In 2014, China was responsible for a quarter of the total greenhouse gas emissions on the planet earth. U.S. negotiators on behalf of President, Barack Obama, persuaded the Chinese government to pledge itself to a concrete deadline of 2030 for reversing its growing trajectory in emissions.
Environmental groups and activists praised the pledge at the time as a pivotal moment in the global battle against man affected climate change.
Now scientists and researchers are noticing data that suggests that the rate of carbon dioxide, the most prevalent greenhouse gas, is already falling over a decade before the Chinese pledged deadline.

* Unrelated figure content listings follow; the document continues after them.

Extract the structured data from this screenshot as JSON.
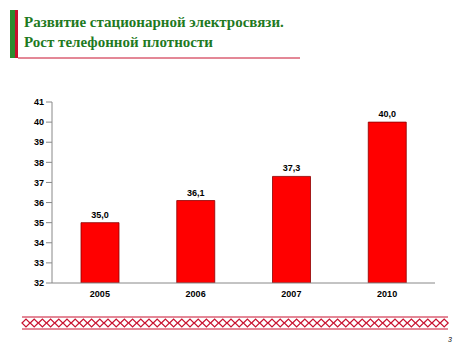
{
  "chart_data": {
    "type": "bar",
    "title": "Развитие стационарной электросвязи.\nРост телефонной плотности",
    "categories": [
      "2005",
      "2006",
      "2007",
      "2010"
    ],
    "values": [
      35.0,
      36.1,
      37.3,
      40.0
    ],
    "value_labels": [
      "35,0",
      "36,1",
      "37,3",
      "40,0"
    ],
    "color": "#ff0000",
    "ylim": [
      32,
      41
    ],
    "yticks": [
      32,
      33,
      34,
      35,
      36,
      37,
      38,
      39,
      40,
      41
    ],
    "grid": false,
    "data_labels": true
  },
  "page_number": "3"
}
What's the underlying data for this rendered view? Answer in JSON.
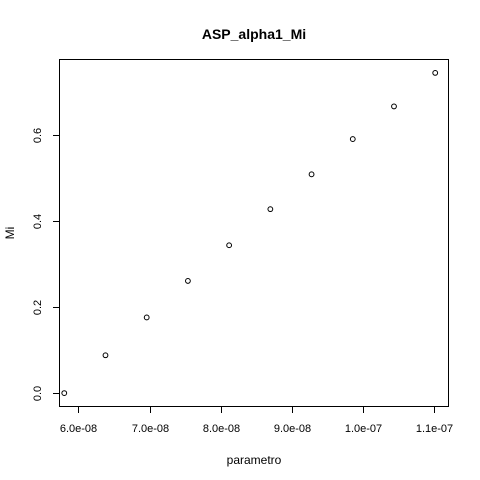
{
  "chart_data": {
    "type": "scatter",
    "title": "ASP_alpha1_Mi",
    "xlabel": "parametro",
    "ylabel": "Mi",
    "xlim": [
      5.74e-08,
      1.12e-07
    ],
    "ylim": [
      -0.03,
      0.775
    ],
    "x_ticks": [
      6e-08,
      7e-08,
      8e-08,
      9e-08,
      1e-07,
      1.1e-07
    ],
    "x_tick_labels": [
      "6.0e-08",
      "7.0e-08",
      "8.0e-08",
      "9.0e-08",
      "1.0e-07",
      "1.1e-07"
    ],
    "y_ticks": [
      0,
      0.2,
      0.4,
      0.6
    ],
    "y_tick_labels": [
      "0.0",
      "0.2",
      "0.4",
      "0.6"
    ],
    "grid": false,
    "marker": "open-circle",
    "x": [
      5.8e-08,
      6.38e-08,
      6.96e-08,
      7.54e-08,
      8.12e-08,
      8.7e-08,
      9.28e-08,
      9.86e-08,
      1.044e-07,
      1.102e-07
    ],
    "y": [
      0.0,
      0.088,
      0.176,
      0.261,
      0.344,
      0.428,
      0.509,
      0.591,
      0.667,
      0.745
    ]
  }
}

"It is quite possible that emissions will fall modestly from now on, implying that 2014 was the peak," wrote Fergus Green and Nicolas Stern in a paper released in March, 2016 entitled China's changing economy: implications for its carbon dioxide emissions. "[But] the most easily available data is often insufficient for estimating emissions."
The level of greenhouse gases in China have been rising consistently since 2001 when it became a part of the World Trade Organization, so it reversing is a difficult proposition for some to fathom.
Greenhouse gas emissions are measured by the extrapolation of energy data so only rough numbers can be produced and usually only years after the emissions are actually rendered. Also, because it is an extrapolated number, different factors could change the actual Chinese statistics at any time.